Suppose that there were a strong correlation between the variables d and f. Which of these is a true statement?
A. f must cause d.
B. d may cause f.
C. d must cause f.
D. d must not cause f.
The correct answer and explanation is :
The correct answer is:
B. d may cause f.
Explanation:
Correlation between two variables, such as d and f, means that they tend to vary together in a predictable way. However, correlation alone does not establish a cause-and-effect relationship.

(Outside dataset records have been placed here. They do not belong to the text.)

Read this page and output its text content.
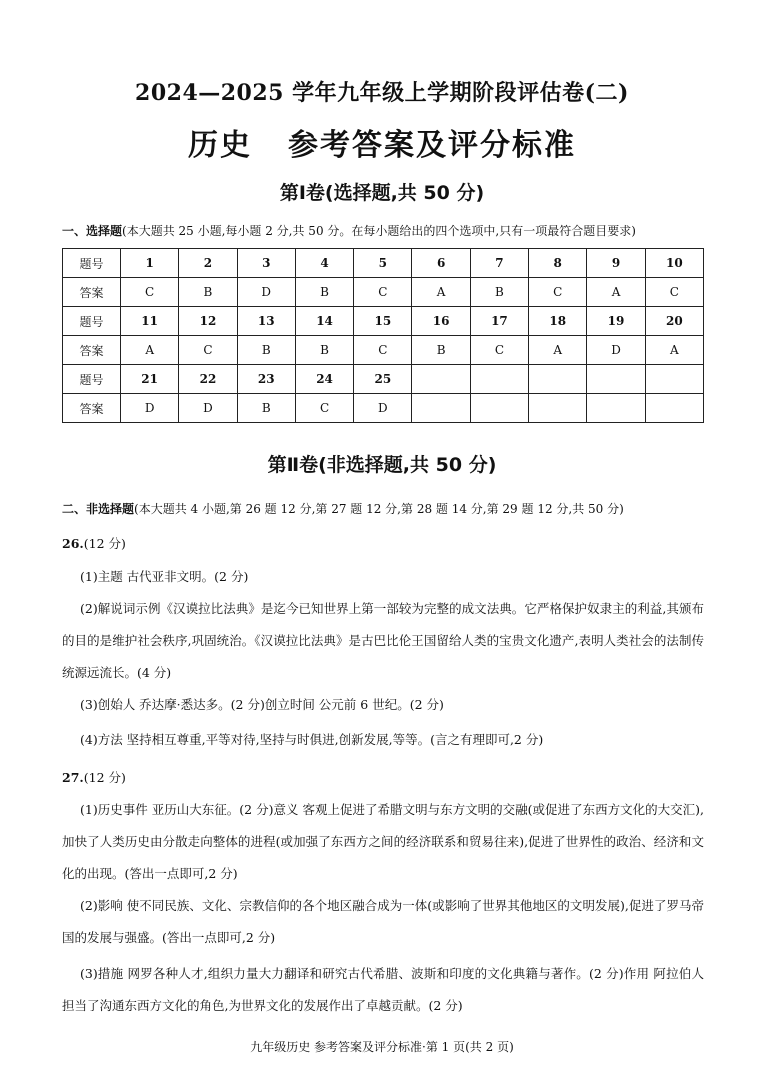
2024—2025 学年九年级上学期阶段评估卷(二)
历史 参考答案及评分标准
第Ⅰ卷(选择题,共 50 分)
一、选择题(本大题共 25 小题,每小题 2 分,共 50 分。在每小题给出的四个选项中,只有一项最符合题目要求)
题号	1	2	3	4	5	6	7	8	9	10
答案	C	B	D	B	C	A	B	C	A	C
题号	11	12	13	14	15	16	17	18	19	20
答案	A	C	B	B	C	B	C	A	D	A
题号	21	22	23	24	25					
答案	D	D	B	C	D					
第Ⅱ卷(非选择题,共 50 分)
二、非选择题(本大题共 4 小题,第 26 题 12 分,第 27 题 12 分,第 28 题 14 分,第 29 题 12 分,共 50 分)
26.(12 分)

(1)主题 古代亚非文明。(2 分)

(2)解说词示例《汉谟拉比法典》是迄今已知世界上第一部较为完整的成文法典。它严格保护奴隶主的利益,其颁布的目的是维护社会秩序,巩固统治。《汉谟拉比法典》是古巴比伦王国留给人类的宝贵文化遗产,表明人类社会的法制传统源远流长。(4 分)

(3)创始人 乔达摩·悉达多。(2 分)创立时间 公元前 6 世纪。(2 分)

(4)方法 坚持相互尊重,平等对待,坚持与时俱进,创新发展,等等。(言之有理即可,2 分)

27.(12 分)

(1)历史事件 亚历山大东征。(2 分)意义 客观上促进了希腊文明与东方文明的交融(或促进了东西方文化的大交汇),加快了人类历史由分散走向整体的进程(或加强了东西方之间的经济联系和贸易往来),促进了世界性的政治、经济和文化的出现。(答出一点即可,2 分)

(2)影响 使不同民族、文化、宗教信仰的各个地区融合成为一体(或影响了世界其他地区的文明发展),促进了罗马帝国的发展与强盛。(答出一点即可,2 分)

(3)措施 网罗各种人才,组织力量大力翻译和研究古代希腊、波斯和印度的文化典籍与著作。(2 分)作用 阿拉伯人担当了沟通东西方文化的角色,为世界文化的发展作出了卓越贡献。(2 分)

九年级历史 参考答案及评分标准·第 1 页(共 2 页)
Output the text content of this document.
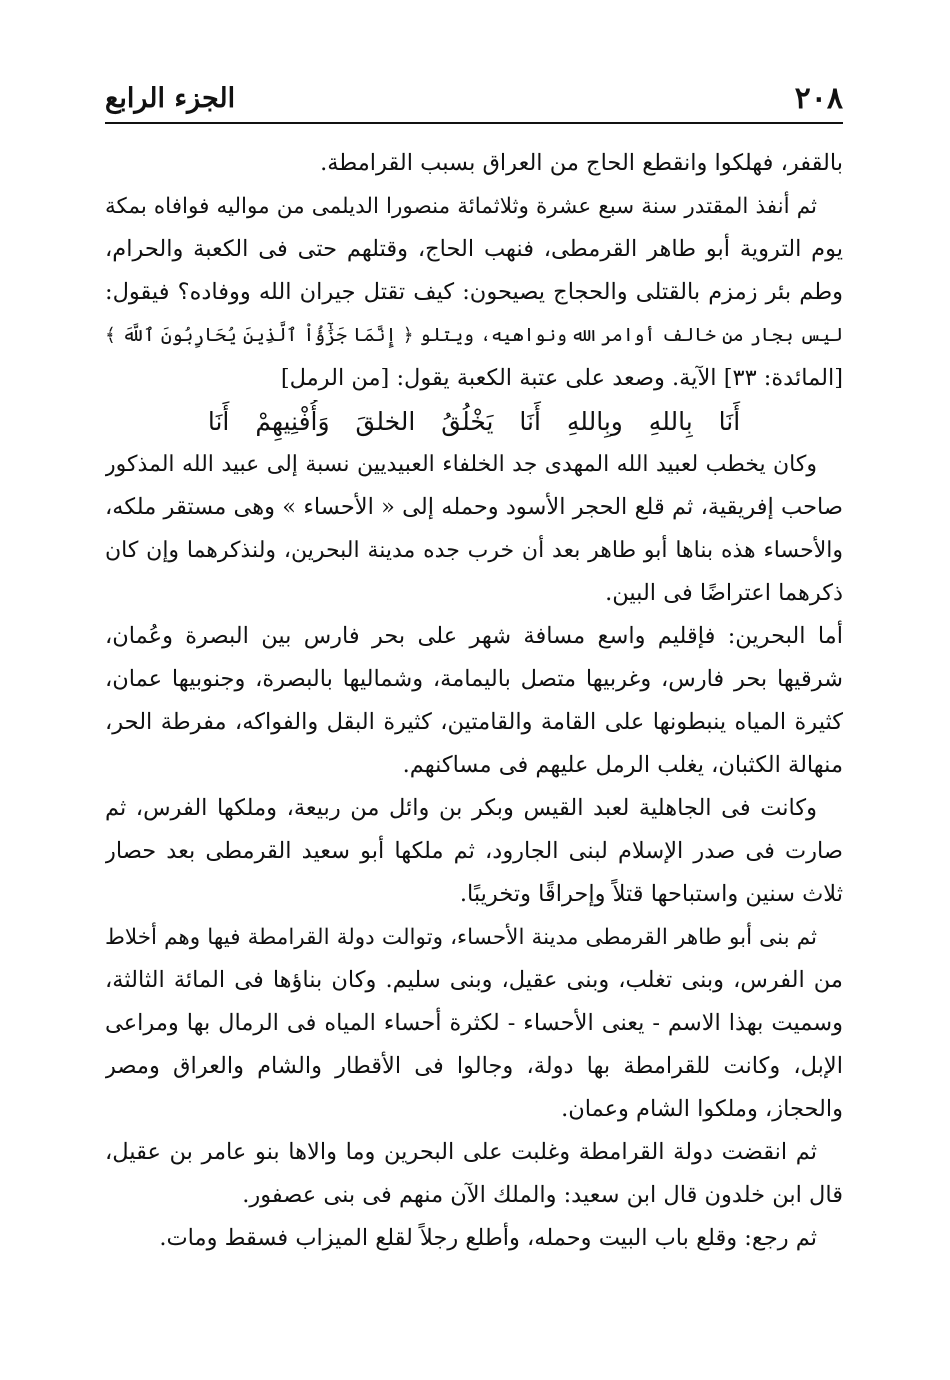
٢٠٨
الجزء الرابع
بالقفر، فهلكوا وانقطع الحاج من العراق بسبب القرامطة.
ثم أنفذ المقتدر سنة سبع عشرة وثلاثمائة منصورا الديلمى من مواليه فوافاه بمكة
يوم التروية أبو طاهر القرمطى، فنهب الحاج، وقتلهم حتى فى الكعبة والحرام،
وطم بئر زمزم بالقتلى والحجاج يصيحون: كيف تقتل جيران الله ووفاده؟ فيقول:
ليس بجار من خالف أوامر الله ونواهيه، ويتلو ﴿ إِنَّمَا جَزَٰٓؤُاْ ٱلَّذِينَ يُحَارِبُونَ ٱللَّهَ ﴾
[المائدة: ٣٣] الآية. وصعد على عتبة الكعبة يقول: [من الرمل]
أَنَا بِاللهِ وبِاللهِ أَنَا يَخْلُقُ الخلقَ وَأُفْنِيهِمْ أَنَا
وكان يخطب لعبيد الله المهدى جد الخلفاء العبيديين نسبة إلى عبيد الله المذكور
صاحب إفريقية، ثم قلع الحجر الأسود وحمله إلى « الأحساء » وهى مستقر ملكه،
والأحساء هذه بناها أبو طاهر بعد أن خرب جده مدينة البحرين، ولنذكرهما وإن كان
ذكرهما اعتراضًا فى البين.
أما البحرين: فإقليم واسع مسافة شهر على بحر فارس بين البصرة وعُمان،
شرقيها بحر فارس، وغربيها متصل باليمامة، وشماليها بالبصرة، وجنوبيها عمان،
كثيرة المياه ينبطونها على القامة والقامتين، كثيرة البقل والفواكه، مفرطة الحر،
منهالة الكثبان، يغلب الرمل عليهم فى مساكنهم.
وكانت فى الجاهلية لعبد القيس وبكر بن وائل من ربيعة، وملكها الفرس، ثم
صارت فى صدر الإسلام لبنى الجارود، ثم ملكها أبو سعيد القرمطى بعد حصار
ثلاث سنين واستباحها قتلاً وإحراقًا وتخريبًا.
ثم بنى أبو طاهر القرمطى مدينة الأحساء، وتوالت دولة القرامطة فيها وهم أخلاط
من الفرس، وبنى تغلب، وبنى عقيل، وبنى سليم. وكان بناؤها فى المائة الثالثة،
وسميت بهذا الاسم - يعنى الأحساء - لكثرة أحساء المياه فى الرمال بها ومراعى
الإبل، وكانت للقرامطة بها دولة، وجالوا فى الأقطار والشام والعراق ومصر
والحجاز، وملكوا الشام وعمان.
ثم انقضت دولة القرامطة وغلبت على البحرين وما والاها بنو عامر بن عقيل،
قال ابن خلدون قال ابن سعيد: والملك الآن منهم فى بنى عصفور.
ثم رجع: وقلع باب البيت وحمله، وأطلع رجلاً لقلع الميزاب فسقط ومات.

Understanding Correlation vs. Causation
- Correlation means that when one variable changes, the other variable also tends to change in a consistent pattern. However, this does not mean that one variable directly causes the other.
- Causation means that changes in one variable directly result in changes in the other. Causal relationships require further investigation through controlled experiments or additional statistical methods.
Evaluating the Answer Choices:
- Option A (f must cause d): Incorrect. A strong correlation does not imply that f necessarily causes d. The relationship could be the other way around, or due to another factor.
- Option B (d may cause f): Correct. The word “may” allows for the possibility that d causes f, but does not assume it as a certainty. While correlation does not prove causation, it suggests that further investigation is needed.
- Option C (d must cause f): Incorrect. Just because d and f are correlated, it does not mean d must be the cause of f. Other factors may be at play.
- Option D (d must not cause f): Incorrect. This statement is too strong because d could still be a cause of f—it is just not guaranteed.
Additional Possibilities:
- Reverse causation: f might actually cause d instead of the other way around.
- Third variable problem: A separate variable, g, might be influencing both d and f, causing the observed correlation.
Thus, the best answer is B. d may cause f, since correlation suggests a possible causal link but does not confirm it.